Zed includes a primitive type
called bytes
that's suited to storing the former "always binary" case and a
string
type for the latter "always printable" case. However, Zeek logs do
not currently communicate details that would allow an implementation to know
which Zeek string
fields to store as which of these two Zed data types.

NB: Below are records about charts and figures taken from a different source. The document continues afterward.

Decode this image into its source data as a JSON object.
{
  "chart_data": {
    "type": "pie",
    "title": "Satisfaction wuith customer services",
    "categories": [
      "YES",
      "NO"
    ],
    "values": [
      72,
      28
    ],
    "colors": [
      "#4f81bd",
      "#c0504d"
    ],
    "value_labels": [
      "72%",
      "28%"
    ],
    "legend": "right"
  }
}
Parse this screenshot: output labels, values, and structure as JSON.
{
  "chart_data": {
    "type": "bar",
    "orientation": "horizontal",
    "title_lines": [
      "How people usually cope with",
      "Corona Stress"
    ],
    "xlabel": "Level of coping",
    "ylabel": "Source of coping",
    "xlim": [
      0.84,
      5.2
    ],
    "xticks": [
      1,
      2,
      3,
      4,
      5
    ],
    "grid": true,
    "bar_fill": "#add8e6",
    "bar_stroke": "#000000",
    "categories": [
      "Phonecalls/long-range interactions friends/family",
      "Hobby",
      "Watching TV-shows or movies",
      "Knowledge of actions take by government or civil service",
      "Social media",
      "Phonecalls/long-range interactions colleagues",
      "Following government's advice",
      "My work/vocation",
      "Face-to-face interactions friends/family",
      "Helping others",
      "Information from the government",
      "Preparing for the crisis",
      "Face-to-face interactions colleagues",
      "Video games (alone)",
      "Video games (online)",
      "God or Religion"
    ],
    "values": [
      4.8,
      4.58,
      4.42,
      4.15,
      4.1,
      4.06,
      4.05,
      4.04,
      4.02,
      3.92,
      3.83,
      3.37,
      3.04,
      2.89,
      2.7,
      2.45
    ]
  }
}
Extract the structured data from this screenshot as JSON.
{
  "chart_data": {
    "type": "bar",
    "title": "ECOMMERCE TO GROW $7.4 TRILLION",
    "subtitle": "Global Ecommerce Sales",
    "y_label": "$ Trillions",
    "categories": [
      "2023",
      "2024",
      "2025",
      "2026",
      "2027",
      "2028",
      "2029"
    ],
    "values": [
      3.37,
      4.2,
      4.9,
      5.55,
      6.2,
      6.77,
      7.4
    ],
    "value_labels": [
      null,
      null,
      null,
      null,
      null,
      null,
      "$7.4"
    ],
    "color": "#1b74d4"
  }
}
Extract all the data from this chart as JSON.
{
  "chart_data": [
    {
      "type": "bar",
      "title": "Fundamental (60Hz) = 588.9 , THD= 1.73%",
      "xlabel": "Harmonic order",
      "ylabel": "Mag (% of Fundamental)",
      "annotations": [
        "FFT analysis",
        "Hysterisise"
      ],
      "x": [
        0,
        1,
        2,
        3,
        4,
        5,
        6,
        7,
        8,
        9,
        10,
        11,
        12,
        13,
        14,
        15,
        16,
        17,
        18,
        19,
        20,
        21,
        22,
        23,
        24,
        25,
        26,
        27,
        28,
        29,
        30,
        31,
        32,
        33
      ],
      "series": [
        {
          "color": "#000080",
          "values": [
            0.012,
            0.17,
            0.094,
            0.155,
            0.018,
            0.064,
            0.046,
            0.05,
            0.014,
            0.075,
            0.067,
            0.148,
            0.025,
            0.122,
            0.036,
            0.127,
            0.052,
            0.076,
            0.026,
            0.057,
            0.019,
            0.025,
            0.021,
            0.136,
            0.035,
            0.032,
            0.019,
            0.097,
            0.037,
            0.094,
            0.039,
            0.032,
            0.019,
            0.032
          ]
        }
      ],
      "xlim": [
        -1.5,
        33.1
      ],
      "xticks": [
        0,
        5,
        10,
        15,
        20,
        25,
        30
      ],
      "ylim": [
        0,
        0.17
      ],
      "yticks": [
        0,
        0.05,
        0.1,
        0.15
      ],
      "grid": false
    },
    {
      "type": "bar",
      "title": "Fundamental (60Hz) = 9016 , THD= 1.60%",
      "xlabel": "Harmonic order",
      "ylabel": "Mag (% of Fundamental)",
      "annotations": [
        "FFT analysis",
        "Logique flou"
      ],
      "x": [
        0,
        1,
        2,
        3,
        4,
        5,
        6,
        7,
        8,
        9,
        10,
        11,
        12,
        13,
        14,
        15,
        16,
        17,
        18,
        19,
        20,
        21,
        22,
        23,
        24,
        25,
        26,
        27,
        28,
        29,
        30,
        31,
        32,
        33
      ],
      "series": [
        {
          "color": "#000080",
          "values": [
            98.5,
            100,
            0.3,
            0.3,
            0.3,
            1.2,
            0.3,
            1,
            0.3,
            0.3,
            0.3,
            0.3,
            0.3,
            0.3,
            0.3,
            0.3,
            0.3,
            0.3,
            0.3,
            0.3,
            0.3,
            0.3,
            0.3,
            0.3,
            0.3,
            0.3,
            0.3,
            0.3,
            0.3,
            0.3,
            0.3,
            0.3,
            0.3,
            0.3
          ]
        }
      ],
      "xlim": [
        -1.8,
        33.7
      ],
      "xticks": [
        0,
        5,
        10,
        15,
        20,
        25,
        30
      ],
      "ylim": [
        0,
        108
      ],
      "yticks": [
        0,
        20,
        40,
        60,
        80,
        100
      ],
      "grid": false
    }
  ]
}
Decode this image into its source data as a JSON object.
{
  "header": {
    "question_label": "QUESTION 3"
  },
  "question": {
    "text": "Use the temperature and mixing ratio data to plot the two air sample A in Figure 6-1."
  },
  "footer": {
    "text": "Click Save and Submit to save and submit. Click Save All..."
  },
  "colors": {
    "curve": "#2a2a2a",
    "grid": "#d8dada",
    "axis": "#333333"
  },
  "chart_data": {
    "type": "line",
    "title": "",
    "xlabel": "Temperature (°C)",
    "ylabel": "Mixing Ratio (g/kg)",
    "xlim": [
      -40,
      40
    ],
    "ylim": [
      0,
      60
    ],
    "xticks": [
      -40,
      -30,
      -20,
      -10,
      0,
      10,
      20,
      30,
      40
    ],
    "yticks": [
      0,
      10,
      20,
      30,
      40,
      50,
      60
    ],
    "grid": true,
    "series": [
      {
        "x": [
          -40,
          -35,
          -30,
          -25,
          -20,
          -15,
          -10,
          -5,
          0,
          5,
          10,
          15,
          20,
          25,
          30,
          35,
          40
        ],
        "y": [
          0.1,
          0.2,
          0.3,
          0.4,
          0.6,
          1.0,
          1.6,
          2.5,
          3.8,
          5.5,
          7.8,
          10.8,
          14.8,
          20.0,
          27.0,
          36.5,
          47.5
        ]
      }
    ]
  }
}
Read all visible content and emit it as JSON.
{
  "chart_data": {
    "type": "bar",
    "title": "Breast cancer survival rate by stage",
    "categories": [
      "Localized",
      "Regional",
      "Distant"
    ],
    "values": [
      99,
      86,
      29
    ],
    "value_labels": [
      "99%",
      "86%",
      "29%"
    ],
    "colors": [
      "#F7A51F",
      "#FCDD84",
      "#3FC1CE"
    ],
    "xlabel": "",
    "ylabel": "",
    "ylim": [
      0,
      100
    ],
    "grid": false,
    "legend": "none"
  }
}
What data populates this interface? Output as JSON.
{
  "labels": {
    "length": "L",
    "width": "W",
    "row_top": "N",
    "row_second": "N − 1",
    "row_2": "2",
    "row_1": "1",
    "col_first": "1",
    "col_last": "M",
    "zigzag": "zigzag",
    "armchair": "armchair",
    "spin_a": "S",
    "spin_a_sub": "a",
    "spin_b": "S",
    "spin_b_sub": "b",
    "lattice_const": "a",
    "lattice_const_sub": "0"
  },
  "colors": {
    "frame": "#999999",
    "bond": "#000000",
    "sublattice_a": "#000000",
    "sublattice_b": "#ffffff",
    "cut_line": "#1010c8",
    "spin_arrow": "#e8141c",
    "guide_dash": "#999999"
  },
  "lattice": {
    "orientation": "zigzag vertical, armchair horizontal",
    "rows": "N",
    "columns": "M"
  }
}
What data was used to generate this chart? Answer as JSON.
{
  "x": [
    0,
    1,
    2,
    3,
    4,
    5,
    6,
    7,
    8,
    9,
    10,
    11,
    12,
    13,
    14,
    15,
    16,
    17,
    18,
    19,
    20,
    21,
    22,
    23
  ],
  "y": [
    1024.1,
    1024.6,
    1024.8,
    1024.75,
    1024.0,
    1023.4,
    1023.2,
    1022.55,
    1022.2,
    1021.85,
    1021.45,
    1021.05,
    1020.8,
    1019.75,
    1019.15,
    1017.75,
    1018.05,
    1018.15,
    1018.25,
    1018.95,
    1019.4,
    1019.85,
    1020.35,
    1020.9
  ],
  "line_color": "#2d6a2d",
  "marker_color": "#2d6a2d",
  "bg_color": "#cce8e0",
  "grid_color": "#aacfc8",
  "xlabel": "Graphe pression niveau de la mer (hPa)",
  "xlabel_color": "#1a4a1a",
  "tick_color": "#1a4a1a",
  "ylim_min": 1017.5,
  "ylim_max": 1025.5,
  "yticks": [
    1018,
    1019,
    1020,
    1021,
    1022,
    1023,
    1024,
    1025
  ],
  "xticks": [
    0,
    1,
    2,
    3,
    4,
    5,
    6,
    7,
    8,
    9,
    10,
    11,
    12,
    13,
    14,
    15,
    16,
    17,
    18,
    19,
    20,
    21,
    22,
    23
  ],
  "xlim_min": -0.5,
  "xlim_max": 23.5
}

Instead, the Zed system does what the Zeek system does when writing strings
to JSON: any \x
escapes used in Zeek TSV strings are translated into valid
Zed UTF-8 strings by escaping the backslash before the x
. In this way,
you can still see binary-corrupted strings that are generated by Zeek in
the Zed data formats.
Unfortunately there is no way to distinguish whether a \x
escape occurred
or whether that string pattern happened to occur in the original data. A nice
solution would be to convert Zeek strings that are valid UTF-8 strings into
Zed strings and convert invalid strings into a Zed bytes
type, or we could
convert both of them into a Zed union of string
and bytes
. If you have
interest in a capability like this, please let us know and we can elevate
the priority.
If Zeek were to provide an option to output logs directly in one or more of
Zed's richer storage formats, this would create an opportunity to
assign the appropriate Zed bytes
or string
type at the point of origin,
depending on what's known about how the field's value is intended to be
populated and used.
record
Zeek's record
type is unique in that every Zeek log line effectively is a
record, with its schema defined via the #fields
and #types
directives in
the headers of each log file. The word "record" never appears explicitly in
the schema definition in Zeek logs.
Embedded records also subtly appear within Zeek log lines in the form of
dot-separated field names. A common example in Zeek is the
id
record, which captures the source and destination IP addresses and ports for a
network connection as fields id.orig_h
, id.orig_p
, id.resp_h
, and
id.resp_p
. When reading such fields into their Zed equivalent, zq
restores
the hierarchical nature of the record as it originally existed inside of Zeek
itself before it was output by its logging system. This enables operations in
Zed that refer to the record at a higher level but affect all values lower
down in the record hierarchy.
For instance, revisiting the data from our example, we can output all fields within
my_record
using Zed's cut
operator.
Command:
super -f zeek -c 'cut my_record' zeek_types.jsup
Output:
#separator \x09
#set_separator ,
#empty_field (empty)
#unset_field -
#fields my_record.name my_record.age
#types string count
Jeanne 122